Ces derniers ont considéré dans leur rapport définitif (pièce n° 25 en défense, p. 68) que « aujourd’hui, il ne nous paraît plus pertinent de retenir cette 1ère estimation [de 70 000 €] qui restait à parfaire sur devis. En raison de la prochaine date de transfert, il nous paraît justifié de considérer maintenant la facture à payer (la facture du déménagement restant à produire). »
Si la demanderesse ne produit aucune facture de déménagement, elle verse cependant aux débats un devis de déménagement (pièce n° 25 en demande) d’un montant de 34 200 €, qu’il y a lieu de retenir, en écartant la première estimation des experts, que ces derniers retiennent eux-mêmes comme obsolète aux termes de leur rapport.
En conséquence, il convient de condamner la S.A.S. [Localité 5]-BERCY à indemniser la S.A.S. UNITED PARCEL SERVICE FRANCE des frais de déménagement pour un montant de 34 200 €.
Sur les travaux d’aménagement
La S.A.S. UNITED PARCEL SERVICE FRANCE sollicite la prise en charge de travaux d’aménagement qu’elle évalue à 2 101 841,51 € après déduction d’un coefficient de vétusté de 20 % préconisé par les experts, et qu’elle accepte, tandis que le Bailleur considère qu’il convient d’appliquer également à ce montant le coefficient de surface recommandé par le collège des experts en raison de la plus grande superficie des locaux de [Localité 15], ainsi qu’un coefficient de vétusté de 70 %, ramenant ainsi la somme due au titre des travaux d’aménagement à un montant de 497 190,60 €.

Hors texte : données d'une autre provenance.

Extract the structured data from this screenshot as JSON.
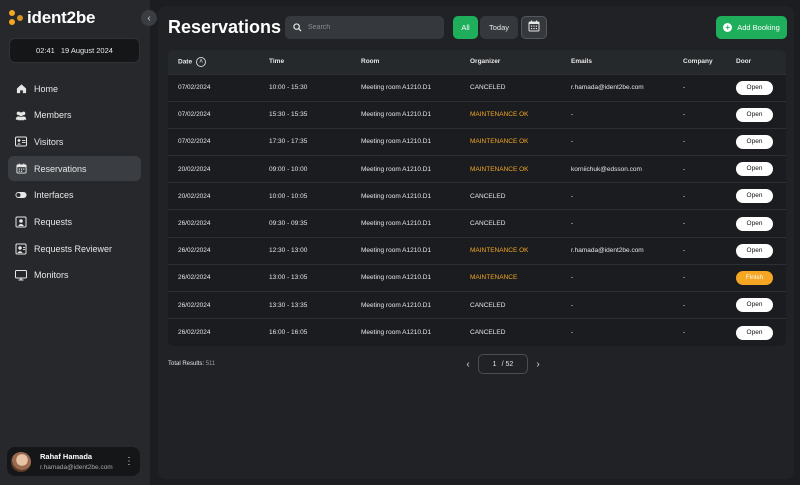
{
  "brand": {
    "name": "ident2be"
  },
  "clock": {
    "time": "02:41",
    "date": "19 August 2024"
  },
  "sidebar": {
    "items": [
      {
        "label": "Home",
        "icon": "home-icon"
      },
      {
        "label": "Members",
        "icon": "members-icon"
      },
      {
        "label": "Visitors",
        "icon": "visitors-icon"
      },
      {
        "label": "Reservations",
        "icon": "calendar-icon",
        "active": true
      },
      {
        "label": "Interfaces",
        "icon": "toggle-icon"
      },
      {
        "label": "Requests",
        "icon": "requests-icon"
      },
      {
        "label": "Requests Reviewer",
        "icon": "reviewer-icon"
      },
      {
        "label": "Monitors",
        "icon": "monitor-icon"
      }
    ]
  },
  "user": {
    "name": "Rahaf Hamada",
    "email": "r.hamada@ident2be.com"
  },
  "header": {
    "title": "Reservations",
    "search_placeholder": "Search",
    "filter_all": "All",
    "filter_today": "Today",
    "add_booking": "Add Booking"
  },
  "table": {
    "columns": [
      "Date",
      "Time",
      "Room",
      "Organizer",
      "Emails",
      "Company",
      "Door"
    ],
    "rows": [
      {
        "date": "07/02/2024",
        "time": "10:00 - 15:30",
        "room": "Meeting room A1210.D1",
        "organizer": "CANCELED",
        "email": "r.hamada@ident2be.com",
        "company": "-",
        "door": "Open"
      },
      {
        "date": "07/02/2024",
        "time": "15:30 - 15:35",
        "room": "Meeting room A1210.D1",
        "organizer": "MAINTENANCE OK",
        "email": "-",
        "company": "-",
        "door": "Open"
      },
      {
        "date": "07/02/2024",
        "time": "17:30 - 17:35",
        "room": "Meeting room A1210.D1",
        "organizer": "MAINTENANCE OK",
        "email": "-",
        "company": "-",
        "door": "Open"
      },
      {
        "date": "20/02/2024",
        "time": "09:00 - 10:00",
        "room": "Meeting room A1210.D1",
        "organizer": "MAINTENANCE OK",
        "email": "korniichuk@edsson.com",
        "company": "-",
        "door": "Open"
      },
      {
        "date": "20/02/2024",
        "time": "10:00 - 10:05",
        "room": "Meeting room A1210.D1",
        "organizer": "CANCELED",
        "email": "-",
        "company": "-",
        "door": "Open"
      },
      {
        "date": "26/02/2024",
        "time": "09:30 - 09:35",
        "room": "Meeting room A1210.D1",
        "organizer": "CANCELED",
        "email": "-",
        "company": "-",
        "door": "Open"
      },
      {
        "date": "26/02/2024",
        "time": "12:30 - 13:00",
        "room": "Meeting room A1210.D1",
        "organizer": "MAINTENANCE OK",
        "email": "r.hamada@ident2be.com",
        "company": "-",
        "door": "Open"
      },
      {
        "date": "26/02/2024",
        "time": "13:00 - 13:05",
        "room": "Meeting room A1210.D1",
        "organizer": "MAINTENANCE",
        "email": "-",
        "company": "-",
        "door": "Finish"
      },
      {
        "date": "26/02/2024",
        "time": "13:30 - 13:35",
        "room": "Meeting room A1210.D1",
        "organizer": "CANCELED",
        "email": "-",
        "company": "-",
        "door": "Open"
      },
      {
        "date": "26/02/2024",
        "time": "16:00 - 16:05",
        "room": "Meeting room A1210.D1",
        "organizer": "CANCELED",
        "email": "-",
        "company": "-",
        "door": "Open"
      }
    ]
  },
  "footer": {
    "total_label": "Total Results:",
    "total_value": "511",
    "current_page": "1",
    "separator": "/",
    "total_pages": "52"
  },
  "colors": {
    "accent_green": "#1fae5b",
    "warning_orange": "#f5a623",
    "panel": "#202225",
    "sidebar": "#26282b"
  }
}
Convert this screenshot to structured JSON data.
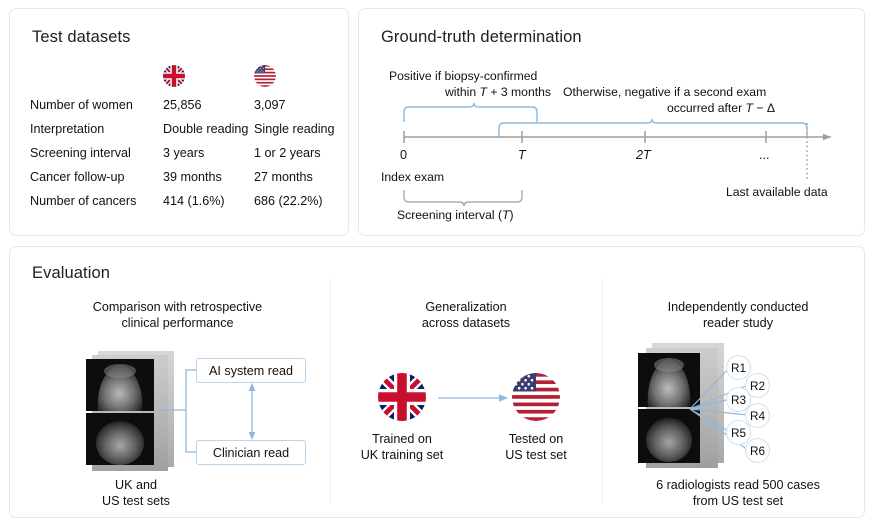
{
  "panels": {
    "datasets": {
      "title": "Test datasets",
      "columns": [
        "",
        "uk-flag",
        "us-flag"
      ],
      "rows": [
        {
          "label": "Number of women",
          "uk": "25,856",
          "us": "3,097"
        },
        {
          "label": "Interpretation",
          "uk": "Double reading",
          "us": "Single reading"
        },
        {
          "label": "Screening interval",
          "uk": "3 years",
          "us": "1 or 2 years"
        },
        {
          "label": "Cancer follow-up",
          "uk": "39 months",
          "us": "27 months"
        },
        {
          "label": "Number of cancers",
          "uk": "414 (1.6%)",
          "us": "686 (22.2%)"
        }
      ]
    },
    "ground_truth": {
      "title": "Ground-truth determination",
      "positive_note_line1": "Positive if biopsy-confirmed",
      "positive_note_line2_pre": "within ",
      "positive_note_line2_var": "T",
      "positive_note_line2_post": " + 3 months",
      "negative_note_line1": "Otherwise, negative if a second exam",
      "negative_note_line2_pre": "occurred after ",
      "negative_note_line2_var": "T",
      "negative_note_line2_post": " − Δ",
      "tick_labels": [
        "0",
        "T",
        "2T",
        "..."
      ],
      "index_exam_label": "Index exam",
      "last_data_label": "Last available data",
      "screening_interval_pre": "Screening interval (",
      "screening_interval_var": "T",
      "screening_interval_post": ")"
    },
    "evaluation": {
      "title": "Evaluation",
      "columns": [
        {
          "title_line1": "Comparison with retrospective",
          "title_line2": "clinical performance",
          "box_ai": "AI system read",
          "box_clinician": "Clinician read",
          "caption_line1": "UK and",
          "caption_line2": "US test sets"
        },
        {
          "title_line1": "Generalization",
          "title_line2": "across datasets",
          "left_caption_line1": "Trained on",
          "left_caption_line2": "UK training set",
          "right_caption_line1": "Tested on",
          "right_caption_line2": "US test set"
        },
        {
          "title_line1": "Independently conducted",
          "title_line2": "reader study",
          "readers": [
            "R1",
            "R2",
            "R3",
            "R4",
            "R5",
            "R6"
          ],
          "caption_line1": "6 radiologists read 500 cases",
          "caption_line2": "from US test set"
        }
      ]
    }
  },
  "colors": {
    "panel_border": "#e8e8e8",
    "accent_blue": "#8fb8de",
    "box_border": "#b9d3ea",
    "axis_gray": "#9e9e9e",
    "text": "#111111",
    "uk_red": "#c8102e",
    "uk_blue": "#012169",
    "us_red": "#b22234",
    "us_blue": "#3c3b6e"
  }
}
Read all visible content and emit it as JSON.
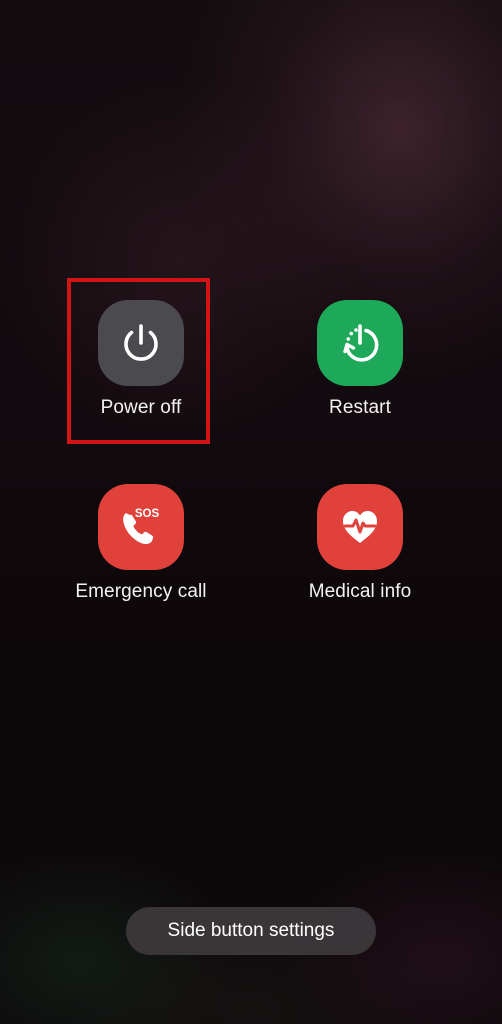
{
  "power_menu": {
    "items": [
      {
        "label": "Power off",
        "icon": "power-icon",
        "color": "#4a4a4f",
        "highlighted": true
      },
      {
        "label": "Restart",
        "icon": "restart-icon",
        "color": "#1ea85a"
      },
      {
        "label": "Emergency call",
        "icon": "sos-phone-icon",
        "color": "#e0413a",
        "badge": "SOS"
      },
      {
        "label": "Medical info",
        "icon": "medical-heart-icon",
        "color": "#e0413a"
      }
    ],
    "highlight_color": "#d01515"
  },
  "side_button": {
    "label": "Side button settings"
  }
}
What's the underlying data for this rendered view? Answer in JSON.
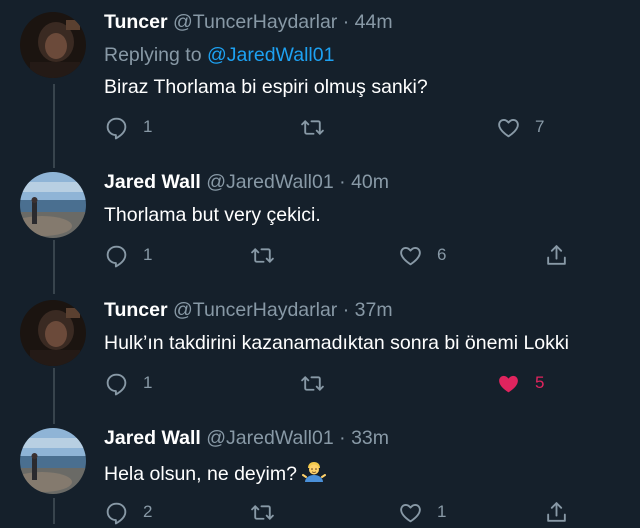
{
  "tweets": [
    {
      "name": "Tuncer",
      "handle": "@TuncerHaydarlar",
      "dot": "·",
      "time": "44m",
      "replying_prefix": "Replying to",
      "replying_to": "@JaredWall01",
      "text": "Biraz Thorlama bi espiri olmuş sanki?",
      "reply_count": "1",
      "retweet_count": "",
      "like_count": "7",
      "liked": false,
      "avatar": "dark-portrait"
    },
    {
      "name": "Jared Wall",
      "handle": "@JaredWall01",
      "dot": "·",
      "time": "40m",
      "text": "Thorlama but very çekici.",
      "reply_count": "1",
      "retweet_count": "",
      "like_count": "6",
      "liked": false,
      "avatar": "seaside-photo"
    },
    {
      "name": "Tuncer",
      "handle": "@TuncerHaydarlar",
      "dot": "·",
      "time": "37m",
      "text": "Hulk’ın takdirini kazanamadıktan sonra bi önemi Lokki",
      "reply_count": "1",
      "retweet_count": "",
      "like_count": "5",
      "liked": true,
      "avatar": "dark-portrait"
    },
    {
      "name": "Jared Wall",
      "handle": "@JaredWall01",
      "dot": "·",
      "time": "33m",
      "text": "Hela olsun, ne deyim?",
      "emoji": "person-shrugging",
      "reply_count": "2",
      "retweet_count": "",
      "like_count": "1",
      "liked": false,
      "avatar": "seaside-photo"
    }
  ],
  "colors": {
    "background": "#15202b",
    "secondary_text": "#8899a6",
    "link": "#1da1f2",
    "like": "#e0245e",
    "thread_line": "#38444d"
  }
}
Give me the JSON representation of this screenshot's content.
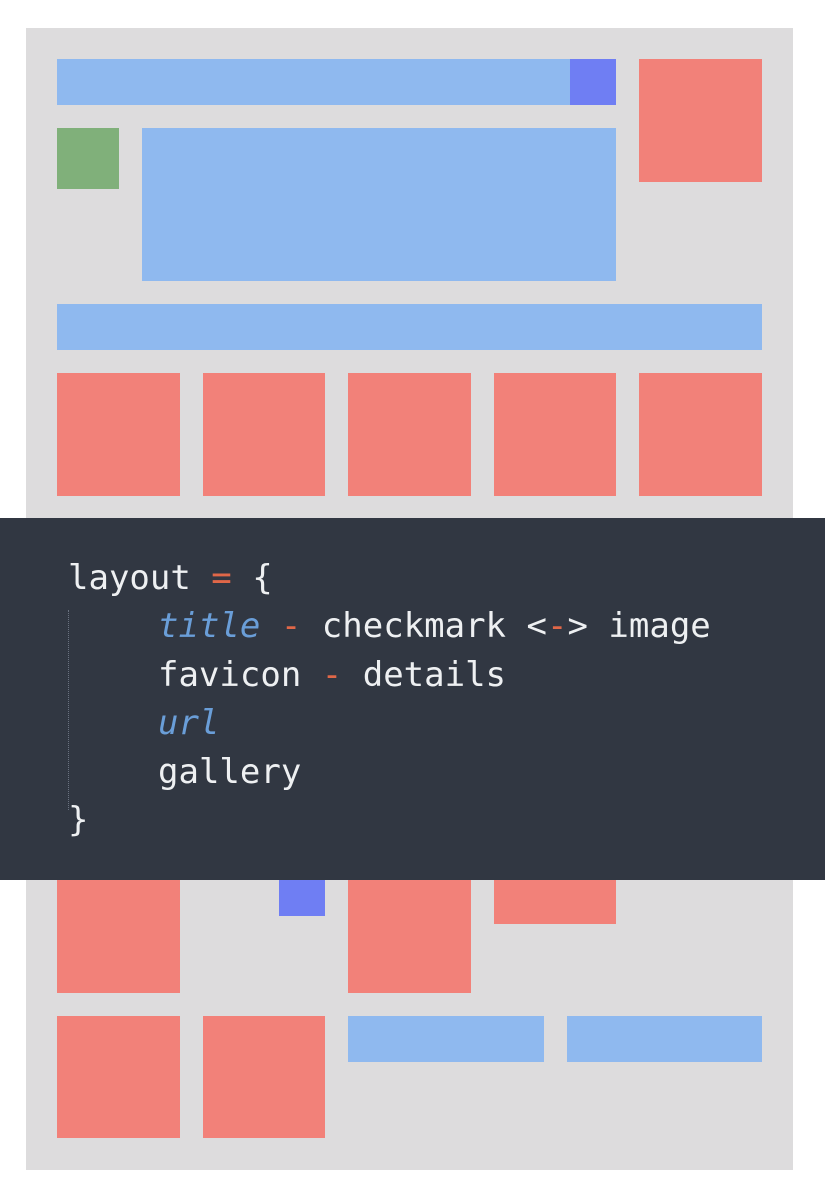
{
  "colors": {
    "panel": "#dddcdd",
    "blue": "#8fb9ef",
    "red": "#f28179",
    "green": "#80b07a",
    "indigo": "#6f7ef3",
    "code_bg": "#313742",
    "code_text": "#eef0f2",
    "code_operator": "#e06748",
    "code_italic": "#6a9ed8"
  },
  "code": {
    "line1": {
      "ident": "layout",
      "op": " = ",
      "brace": "{"
    },
    "line2": {
      "item1": "title",
      "op1": " - ",
      "item2": "checkmark",
      "op2a": " <",
      "op2b": "-",
      "op2c": "> ",
      "item3": "image"
    },
    "line3": {
      "item1": "favicon",
      "op1": " - ",
      "item2": "details"
    },
    "line4": {
      "item1": "url"
    },
    "line5": {
      "item1": "gallery"
    },
    "line6": {
      "brace": "}"
    }
  }
}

Le collège des experts préconise quant à lui un montant de 1 325 000 €, après proratisation des surfaces et application d’un abattement pour vétusté de 20 % compte-tenu du fait que « Les locaux exploités à [Localité 5] ne sont pas neufs. Le bail a pris effet le 11 décembre 2015. Il est justifié de considérer l’obsolescence des lieux » et de « tenir compte de l’importance de la partie à usage d’activité qui représente environ 75 % de l’assiette locative » (pièce n° 25, p. 69).
En l’espèce, la S.A.S. UNITED PARCEL SERVICE FRANCE produit des devis d’un montant cumulé de 2 627 301,89 € HT et la proratisation préconisée par les experts apparaît adaptée, de sorte que cette somme doit être ramenée à la somme de 1 657 302 € HT issue du premier calcul du collège des experts.
En revanche, le coefficient de vétusté de 20 % apparaît trop faible et il convient de le fixer à 30 %, soit :
1 657 302 € HT x 0,70 = 1 160 111,40 € arrondis à 1 160 111 €.
En conséquence, il convient de mettre une telle somme à la charge de la S.A.S. [Localité 5]-BERCY.
Sur les frais afférents à la nouvelle machine de tri
La S.A.S. UNITED PARCEL SERVICE FRANCE fait exposer que le coût d’acquisition et d’installation de la nouvelle machine de tri dans les locaux de [Localité 15] s’élèverait, après amortissement, à la somme de 2 465 022 €. La S.A.S. [Localité 5]-BERCY et le collège des experts judiciaires estiment quant à eux que cette indemnisation devrait être de 1 892 568 € correspondant selon les experts au « prix d’achat de la machine de [Localité 5] [2 900 457 € HT en 2016] corrigé de l’inflation [soit un montant actualisé de 3 407 251 € HT], auquel nous avons soustrait le montant des amortissements déjà effectués » (pièce n° 25 en défense, p. 71).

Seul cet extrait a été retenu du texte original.